Kenyatta Johnson: Broader impacts of Supreme Court decision will be felt in Mid-Atlantic states
The court has made it harder for minority voters and civil rights groups to challenge electoral maps that dilute African American or Latino voting power.

The U.S. Supreme Court did not repeal the 1965 Voting Rights Act in Louisiana v. Callais, but by hollowing out Section 2 — the law’s last meaningful enforcement mechanism — the court has moved the United States closer to a democracy in which minority voting power exists largely at the mercy of state legislatures.
With its decision in Louisiana v. Callais on April 29, the justices struck down Louisiana’s congressional map. This latest court ruling shows that the current political climate in America is to strike down decades of advancements from diversity, equity, and inclusion (DEI) to civil rights, thus rolling back the hands of time when it relates to African Americans and other historically repressed groups in this country.
For decades, Section 2 of the Voting Rights Act enabled courts to intervene when electoral maps diluted the voting strength of racial minorities. It was the primary legal tool for challenging discriminatory district lines after the court’s 2013 decision in Shelby County v. Holder dismantled federal preclearance requirements. Now, the Supreme Court has sharply narrowed that remaining avenue.
In practical terms, the decision makes it harder for voters and civil rights groups to challenge electoral maps that dilute African American or Latino voting power.
Before this ruling, Section 2 allowed courts to require states to draw congressional districts that gave Black and Latino communities a realistic opportunity to elect candidates of their choice. Now, challengers face a much steeper constitutional hurdle if race appears to play a major role in redrawing those districts.
Race remains deeply tied to voting patterns in the South. Congressional district maps are not abstract geometry; they are instruments of political power. When legislatures can fracture communities of color without meaningful federal oversight, representation shifts dramatically.
The consequences are already evident.
Congressional district maps are not abstract geometry; they are instruments of political power.
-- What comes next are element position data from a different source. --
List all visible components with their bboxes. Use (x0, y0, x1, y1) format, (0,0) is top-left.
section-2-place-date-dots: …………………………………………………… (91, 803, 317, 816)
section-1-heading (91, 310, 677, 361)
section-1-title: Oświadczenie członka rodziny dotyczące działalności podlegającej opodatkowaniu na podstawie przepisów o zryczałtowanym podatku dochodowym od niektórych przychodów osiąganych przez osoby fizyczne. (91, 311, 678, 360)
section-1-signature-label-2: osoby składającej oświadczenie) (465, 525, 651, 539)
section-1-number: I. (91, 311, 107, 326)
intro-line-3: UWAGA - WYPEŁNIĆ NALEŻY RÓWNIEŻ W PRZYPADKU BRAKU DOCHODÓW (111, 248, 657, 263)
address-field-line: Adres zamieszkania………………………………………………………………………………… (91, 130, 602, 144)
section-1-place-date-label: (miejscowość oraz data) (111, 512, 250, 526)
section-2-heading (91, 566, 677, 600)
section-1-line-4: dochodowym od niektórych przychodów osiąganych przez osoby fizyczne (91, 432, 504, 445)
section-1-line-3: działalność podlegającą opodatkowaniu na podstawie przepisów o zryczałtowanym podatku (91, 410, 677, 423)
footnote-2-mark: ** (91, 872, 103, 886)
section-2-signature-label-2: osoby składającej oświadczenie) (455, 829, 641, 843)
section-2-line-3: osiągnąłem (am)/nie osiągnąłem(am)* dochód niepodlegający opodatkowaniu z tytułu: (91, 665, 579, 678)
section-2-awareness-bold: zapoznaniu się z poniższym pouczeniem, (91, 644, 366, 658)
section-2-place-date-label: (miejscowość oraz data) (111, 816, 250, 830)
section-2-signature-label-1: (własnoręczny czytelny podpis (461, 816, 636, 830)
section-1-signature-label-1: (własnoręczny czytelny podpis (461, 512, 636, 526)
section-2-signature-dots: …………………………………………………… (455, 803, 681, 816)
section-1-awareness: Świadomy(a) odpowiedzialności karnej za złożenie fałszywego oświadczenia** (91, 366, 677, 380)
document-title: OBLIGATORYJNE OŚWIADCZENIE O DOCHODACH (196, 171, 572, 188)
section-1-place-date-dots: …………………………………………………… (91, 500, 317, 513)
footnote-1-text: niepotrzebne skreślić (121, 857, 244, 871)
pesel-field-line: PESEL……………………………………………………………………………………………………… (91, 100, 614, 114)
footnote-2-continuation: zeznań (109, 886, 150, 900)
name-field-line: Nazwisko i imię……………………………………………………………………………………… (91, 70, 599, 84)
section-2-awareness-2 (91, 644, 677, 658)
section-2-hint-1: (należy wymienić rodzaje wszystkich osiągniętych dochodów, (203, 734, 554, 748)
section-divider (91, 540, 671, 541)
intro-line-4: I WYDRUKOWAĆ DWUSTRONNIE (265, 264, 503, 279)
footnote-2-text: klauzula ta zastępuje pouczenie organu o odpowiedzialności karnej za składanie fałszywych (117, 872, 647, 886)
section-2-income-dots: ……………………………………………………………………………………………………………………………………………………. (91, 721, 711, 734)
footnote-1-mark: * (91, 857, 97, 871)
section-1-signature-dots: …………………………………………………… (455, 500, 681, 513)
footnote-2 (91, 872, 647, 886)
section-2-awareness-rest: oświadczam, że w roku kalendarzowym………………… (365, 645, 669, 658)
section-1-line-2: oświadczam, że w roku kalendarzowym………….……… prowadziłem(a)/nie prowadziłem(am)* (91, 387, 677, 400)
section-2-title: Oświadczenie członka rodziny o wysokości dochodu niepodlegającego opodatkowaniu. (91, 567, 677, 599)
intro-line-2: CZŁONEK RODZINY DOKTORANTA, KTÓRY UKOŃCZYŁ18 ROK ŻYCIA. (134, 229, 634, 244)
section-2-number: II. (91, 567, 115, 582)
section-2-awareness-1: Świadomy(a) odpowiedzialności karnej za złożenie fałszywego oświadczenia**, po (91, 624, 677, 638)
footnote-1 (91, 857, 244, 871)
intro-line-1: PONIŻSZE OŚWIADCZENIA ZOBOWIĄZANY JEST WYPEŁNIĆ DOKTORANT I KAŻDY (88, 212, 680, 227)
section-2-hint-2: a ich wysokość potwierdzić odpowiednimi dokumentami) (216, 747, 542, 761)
On May 11, the Supreme Court ruled that Alabama can use a congressional map that a lower court had blocked for violating Section 2 of the Voting Rights Act, although an appeals court blocked that map again on Tuesday. Other Southern states are following suit. The decision opens the door to mid-decade redistricting battles that could reshape congressional representation well before the next U.S. Census in 2030.
The Voting Rights Act was born of the violence and exclusion of the Jim Crow era. It was designed not merely to prohibit explicit discrimination, but also to confront systems that weakened political participation by traditionally excluded groups through structure and design. Louisiana v. Callais signals that the high court no longer views that mission as constitutionally acceptable.
This decision will have uneven effects across the country, but its broader impact will likely be felt for decades to come in both Southern and Mid-Atlantic states — including Pennsylvania, New Jersey, and Delaware — through redistricting, election litigation, and reduced representation for minority groups in Congress, and in statehouses and state senates nationwide.
What’s left of the Voting Rights Act still exists on paper, but it is a hollow shell of itself, and that is not good for American democracy.
Kenyatta Johnson is president of Philadelphia City Council. He represents the 2nd Council District, including parts of Center City, South Philadelphia, and Southwest Philadelphia.